I'd remove or limit the hiding spaces however... they only increase aggression in my experience.

See if you can feed them just a couple more times per day.
They're getting a bit large to be eating brine shrimp for much longer... and definitely omit feeders.

See if you can get them to take a high grade flake food like Tetra Min and/or tiny pellets like Baby Hikari Gold.

Now for the routine questions:

What are your water parameters? (This really doesn't have anything to do with the situations you posted... just wanna know...)
What is the temp in your tank? (Higher temps can increase aggression.)
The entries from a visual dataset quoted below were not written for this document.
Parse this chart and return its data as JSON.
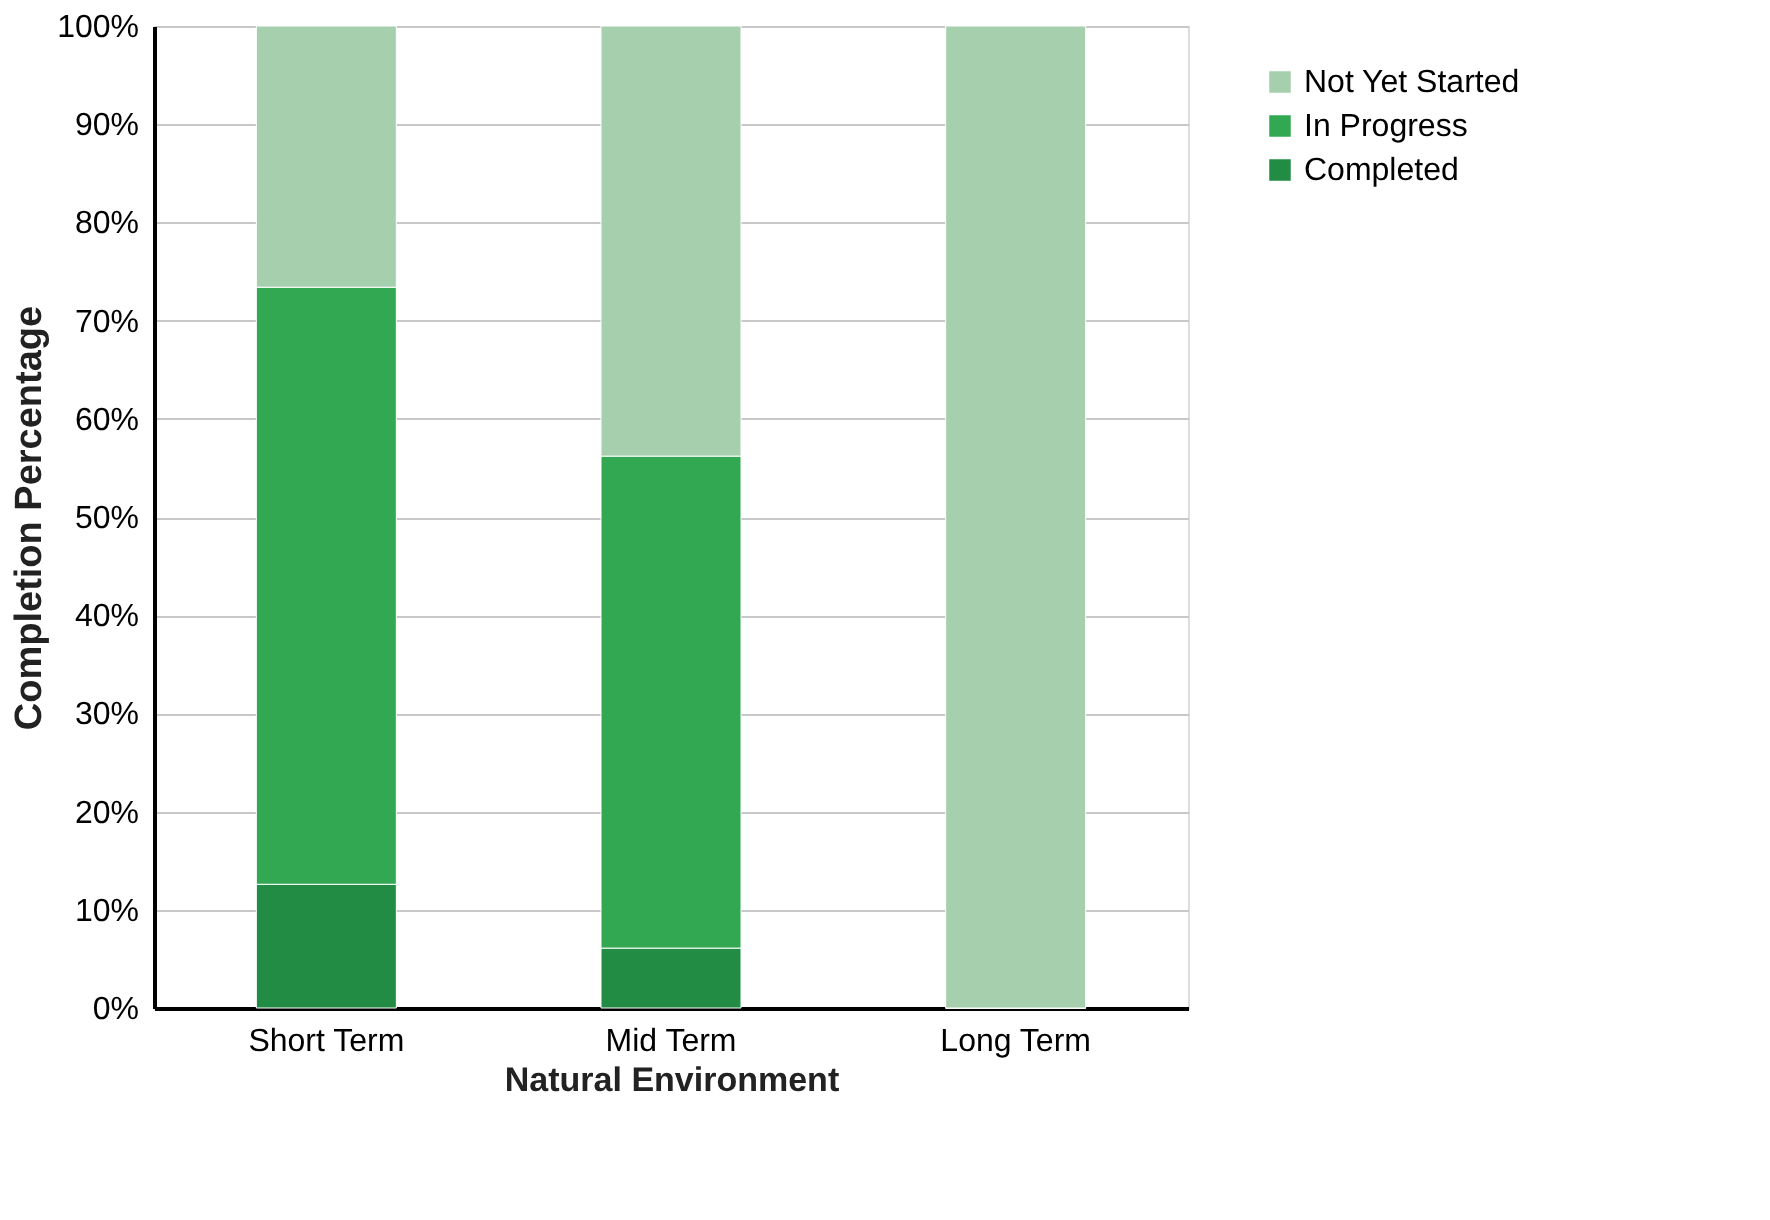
{
  "chart_data": {
    "type": "bar",
    "stacked": true,
    "xlabel": "Natural Environment",
    "ylabel": "Completion Percentage",
    "categories": [
      "Short Term",
      "Mid Term",
      "Long Term"
    ],
    "series": [
      {
        "name": "Completed",
        "color": "#228b44",
        "values": [
          12.6,
          6.1,
          0
        ]
      },
      {
        "name": "In Progress",
        "color": "#33a853",
        "values": [
          60.8,
          50.1,
          0
        ]
      },
      {
        "name": "Not Yet Started",
        "color": "#a6cfae",
        "values": [
          26.6,
          43.8,
          100
        ]
      }
    ],
    "ylim": [
      0,
      100
    ],
    "yticks": [
      {
        "value": 0,
        "label": "0%"
      },
      {
        "value": 10,
        "label": "10%"
      },
      {
        "value": 20,
        "label": "20%"
      },
      {
        "value": 30,
        "label": "30%"
      },
      {
        "value": 40,
        "label": "40%"
      },
      {
        "value": 50,
        "label": "50%"
      },
      {
        "value": 60,
        "label": "60%"
      },
      {
        "value": 70,
        "label": "70%"
      },
      {
        "value": 80,
        "label": "80%"
      },
      {
        "value": 90,
        "label": "90%"
      },
      {
        "value": 100,
        "label": "100%"
      }
    ],
    "grid": "y",
    "legend": "right"
  }
}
Welcome to the hobby and to the site!


----------



## TheSpaz13 (Apr 9, 2010)

It's normal man. It will stop as they get larger. Mine did the same thing and still do now and then and they are like 4.5 inch. Make sure they are well fed too, when mine were that size they ate a shrimp or two a day and if your underfeeding them it might turn into more than just aggression. Do you know if it's one fish that's the aggressor? Or is one fish getting picked on more than the others?


----------



## LS1FDRx7 (Mar 6, 2007)

From my experiences of having different group of piranha shoals, as long as you're raising more than a solo piranha by itself.. you're going to have at least one aggressor in the pack. It's normal for groups of piranha to bite each other's tail. It's even normal for them to gang up on the weaker one and kill him also. I've seen it happened. Maybe not now, but down the line as they grow bigger/older. It could be beacuse of food, tank space, getting rid of some energy, alot of things.

Returning to Piranha after nearly 2 years of being gone.


----------